Trees, kale, tomatoes

I have cut up five of our neighbors' Christmas trees in the past three days, and put the branches under our blueberries. The neighbors put their trees out on the curb, where they are handy for Fred to drag home. Others are available, if you want to do likewise. I'm told azaleas and other acid-loving bushes appreciate them too.
I planted the blueberry bushes over 20 years ago. They came from a now-defunct mail order house and were a series of varieties that bear over a significant period. I planted them down the neighbors' driveway, and have told the neighbors (five families have lived there since they were planted) that they could pick any they could reach from their driveway. That leaves plenty for me.

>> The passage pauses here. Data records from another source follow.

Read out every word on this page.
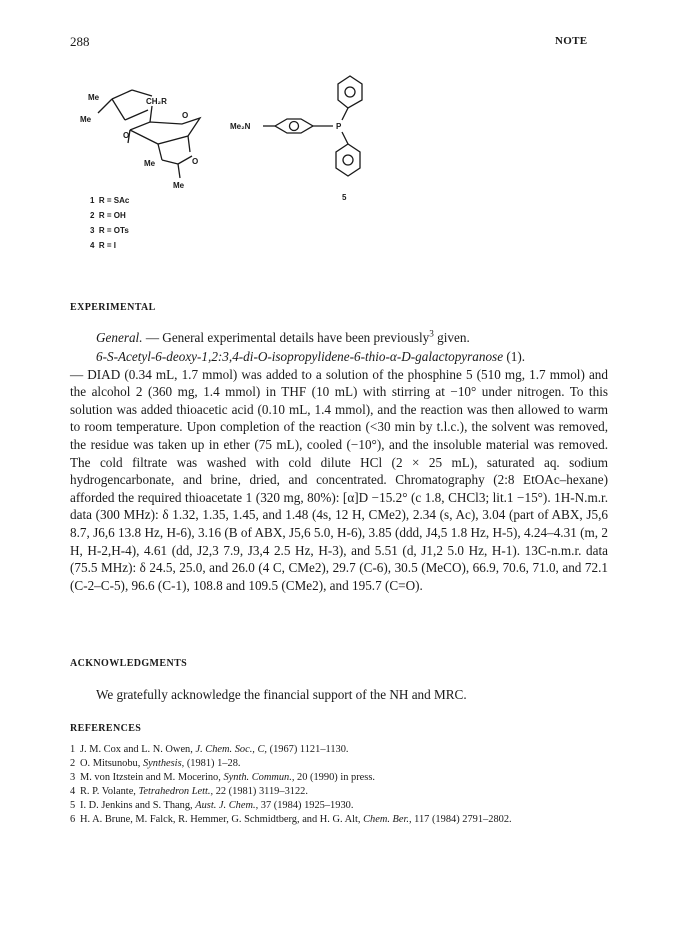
288	NOTE
Me
Me
CH₂R
O
O
Me	O
Me
Me₂N	P
5
1 R = SAc
2 R = OH
3 R = OTs
4 R = I
EXPERIMENTAL
General. — General experimental details have been previously$^3$ given.

6-S-Acetyl-6-deoxy-1,2:3,4-di-O-isopropylidene-6-thio-α-D-galactopyranose (1).

— DIAD (0.34 mL, 1.7 mmol) was added to a solution of the phosphine 5 (510 mg, 1.7 mmol) and the alcohol 2 (360 mg, 1.4 mmol) in THF (10 mL) with stirring at −10° under nitrogen. To this solution was added thioacetic acid (0.10 mL, 1.4 mmol), and the reaction was then allowed to warm to room temperature. Upon completion of the reaction (<30 min by t.l.c.), the solvent was removed, the residue was taken up in ether (75 mL), cooled (−10°), and the insoluble material was removed. The cold filtrate was washed with cold dilute HCl (2 × 25 mL), saturated aq. sodium hydrogencarbonate, and brine, dried, and concentrated. Chromatography (2:8 EtOAc–hexane) afforded the required thioacetate 1 (320 mg, 80%): [α]D −15.2° (c 1.8, CHCl3; lit.1 −15°). 1H-N.m.r. data (300 MHz): δ 1.32, 1.35, 1.45, and 1.48 (4s, 12 H, CMe2), 2.34 (s, Ac), 3.04 (part of ABX, J5,6 8.7, J6,6 13.8 Hz, H-6), 3.16 (B of ABX, J5,6 5.0, H-6), 3.85 (ddd, J4,5 1.8 Hz, H-5), 4.24–4.31 (m, 2 H, H-2,H-4), 4.61 (dd, J2,3 7.9, J3,4 2.5 Hz, H-3), and 5.51 (d, J1,2 5.0 Hz, H-1). 13C-n.m.r. data (75.5 MHz): δ 24.5, 25.0, and 26.0 (4 C, CMe2), 29.7 (C-6), 30.5 (MeCO), 66.9, 70.6, 71.0, and 72.1 (C-2–C-5), 96.6 (C-1), 108.8 and 109.5 (CMe2), and 195.7 (C=O).

ACKNOWLEDGMENTS
We gratefully acknowledge the financial support of the NH and MRC.
REFERENCES
1 J. M. Cox and L. N. Owen, J. Chem. Soc., C, (1967) 1121–1130.
2 O. Mitsunobu, Synthesis, (1981) 1–28.
3 M. von Itzstein and M. Mocerino, Synth. Commun., 20 (1990) in press.
4 R. P. Volante, Tetrahedron Lett., 22 (1981) 3119–3122.
5 I. D. Jenkins and S. Thang, Aust. J. Chem., 37 (1984) 1925–1930.
6 H. A. Brune, M. Falck, R. Hemmer, G. Schmidtberg, and H. G. Alt, Chem. Ber., 117 (1984) 2791–2802.
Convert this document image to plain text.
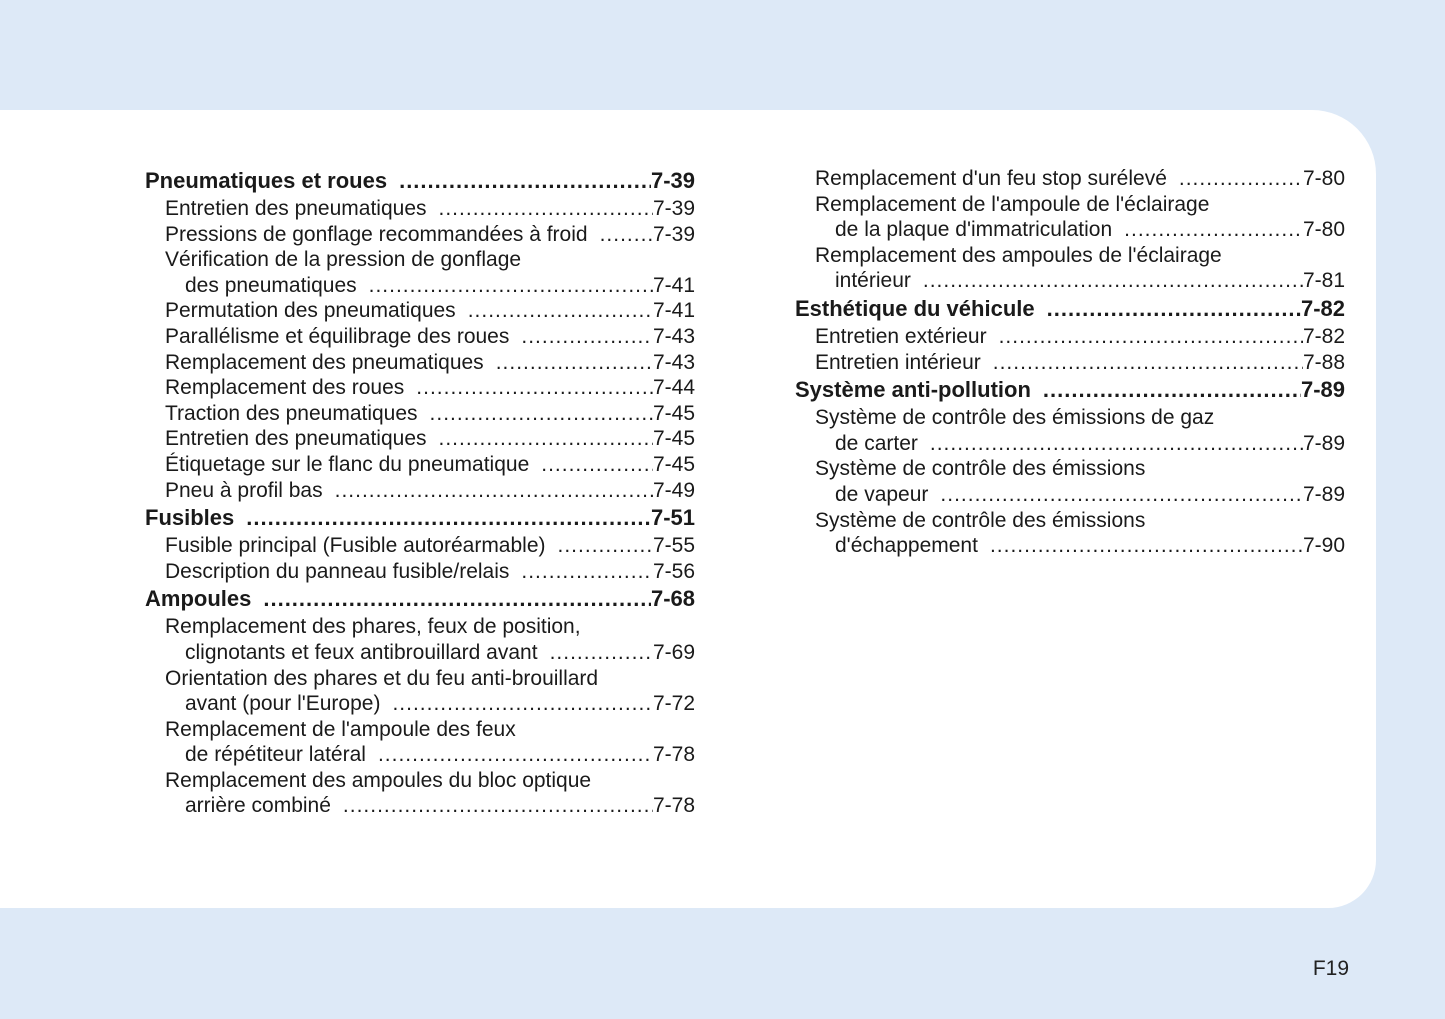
Pneumatiques et roues .....	7-39
Entretien des pneumatiques .....	7-39
Pressions de gonflage recommandées à froid .....	7-39
Vérification de la pression de gonflage
des pneumatiques .....	7-41
Permutation des pneumatiques .....	7-41
Parallélisme et équilibrage des roues .....	7-43
Remplacement des pneumatiques .....	7-43
Remplacement des roues .....	7-44
Traction des pneumatiques .....	7-45
Entretien des pneumatiques .....	7-45
Étiquetage sur le flanc du pneumatique .....	7-45
Pneu à profil bas .....	7-49
Fusibles .....	7-51
Fusible principal (Fusible autoréarmable) .....	7-55
Description du panneau fusible/relais .....	7-56
Ampoules .....	7-68
Remplacement des phares, feux de position,
clignotants et feux antibrouillard avant .....	7-69
Orientation des phares et du feu anti-brouillard
avant (pour l'Europe) .....	7-72
Remplacement de l'ampoule des feux
de répétiteur latéral .....	7-78
Remplacement des ampoules du bloc optique
arrière combiné .....	7-78
Remplacement d'un feu stop surélevé .....	7-80
Remplacement de l'ampoule de l'éclairage
de la plaque d'immatriculation .....	7-80
Remplacement des ampoules de l'éclairage
intérieur .....	7-81
Esthétique du véhicule .....	7-82
Entretien extérieur .....	7-82
Entretien intérieur .....	7-88
Système anti-pollution .....	7-89
Système de contrôle des émissions de gaz
de carter .....	7-89
Système de contrôle des émissions
de vapeur .....	7-89
Système de contrôle des émissions
d'échappement .....	7-90
F19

Their only fertilizer over the past 20 years has been Christmas trees. They bear well, so that seems to be adequate. It's a bit of a project, but how many outside activities entice one on a sunny January day?

Blueberries require lots of picking time per calorie, so it helps to have children around the house to pick them. However, I can pick enough for a tasty addition to breakfast. Raspberries yield far more calories per fifteen minutes if filling your tummy is the goal.

On Monday I admired my single kale plant that had survived the autumn assault by predators. Today I noticed that only the stems are left. WHO would have done that?!!! It isn't insect damage. I haven't noticed any marauders around recently. Woodchucks should be deep into a long winter's sleep.
When my kids were here, our salad green in winter was kale, which grew abundantly in the fall and waited patiently to be picked in winter. I would break it off the stem, let it thaw in the kitchen, and wash it off for a very fresh salad. Now our winter salad green is primarily lettuce growing in the kitchen greenhouse window -- thank goodness!

The good (and amazing) news is that Fred and I shared a garden tomato last evening, January 5!!! We had another on New Year's Eve. These tomatoes are not imposing, but they are almost as big as plums -- and they are ripening in January. This is unprecedented. A garden is full of surprises, some much more pleasant than others -- like life.